Originale
Sento qualche volta di parroci ligi alla teologia cattolica che negano la comunione a donne e uomini separati o divorziati.
E poi sento il parroco emerito del mio paese che, a sua volta ligio agli insegnamenti cristiani, ammonisce i fedeli ricordando loro che, diversamente da quanto predica la vulgata new age, non si va tutti bellamente in Paradiso perché tanto l'Onnipotente alla fine perdona tutto e tutti equiparando chi si è sforzato di vivere rettamente e chi invece ha trascorso la vita a far del male agli altri.
Quindi unisco le due cose e mi chiedo se i sacerdoti non abbiano il dovere di assumere atteggiamenti logici di fronte a quei fedeli di cui sono manifesti i comportamenti, dico seriamente, criminosi.
E allora dico questo a tutti i preti che celebrano messa.
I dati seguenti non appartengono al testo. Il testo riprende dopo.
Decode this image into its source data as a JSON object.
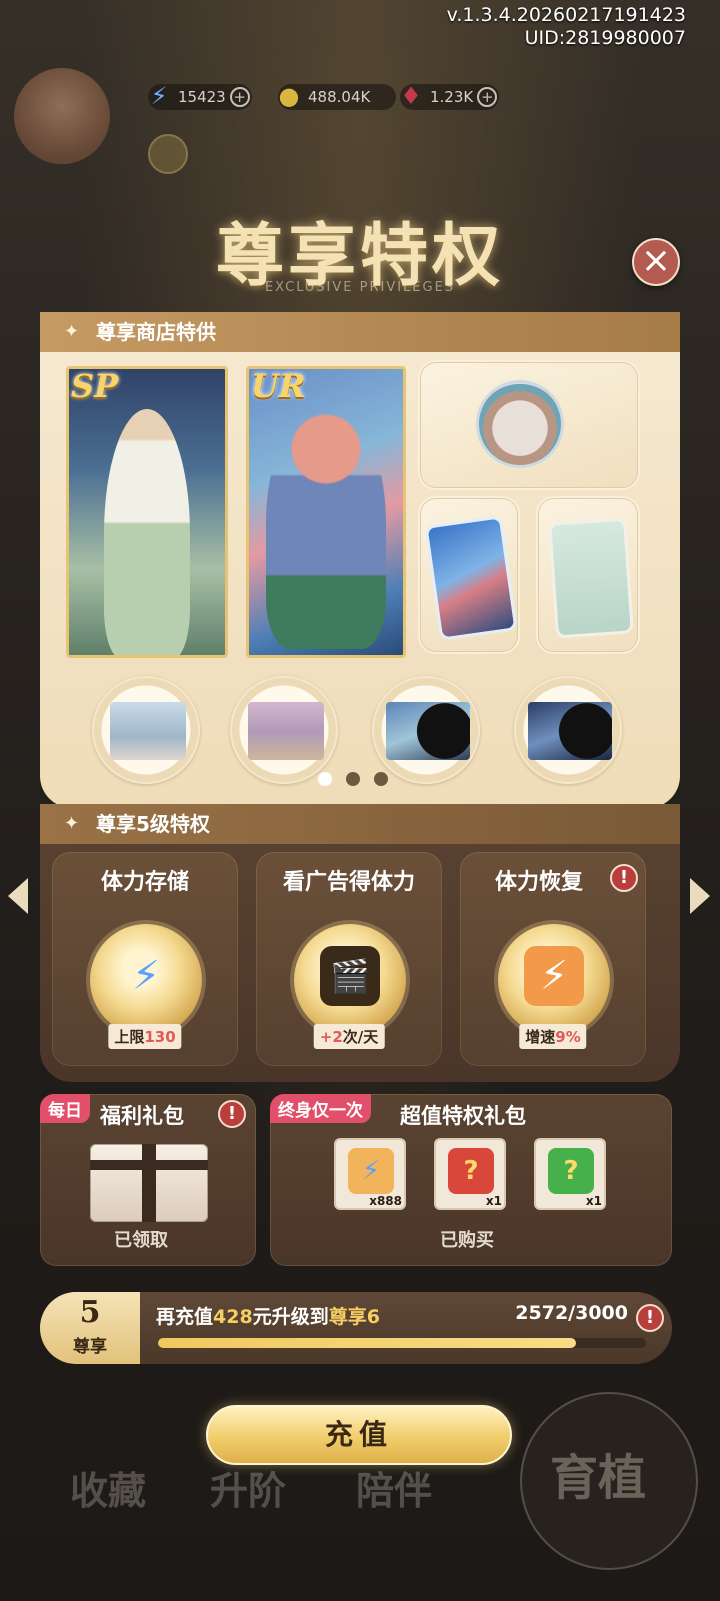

Se avete la possiblità di negare un sacramento a chi non ha un comportamento coerente col riceverlo, negate la Comunione con Cristo a chi sfrutta il lavoro e si arricchisce a spese della serenità e dell'incolumità altrui.
Quella parrocchia che ai vostri occhi può sembrare molto poco cristiana tra il lunedì e il venerdì non esita a riempire la chiesa il sabato e la domenica e questo dovrebbe far sorgere qualche sospetto. E se siete capaci di sapere chi è che si è separato e ha iniziato una convivenza con un'altra persona, negando il sacramento dell'eucaristia, allora potrete facilmente venire a sapere chi sono quegli imprenditori spregiudicati che mandano i propri manovali in nero a lavorare su impalcature non a norma dieci ore al giorno.
Potrete certamente sapere quale tra i vostri parrocchiani raccoglie manonopera con caporalato.
Potrete sapere chi sono gli industriali che fanno lavorare i propri operai interinali su macchinari senza rispettare le procedure di sicurezza secondo il principio o-ti-va-bene-o-resti-a-casa.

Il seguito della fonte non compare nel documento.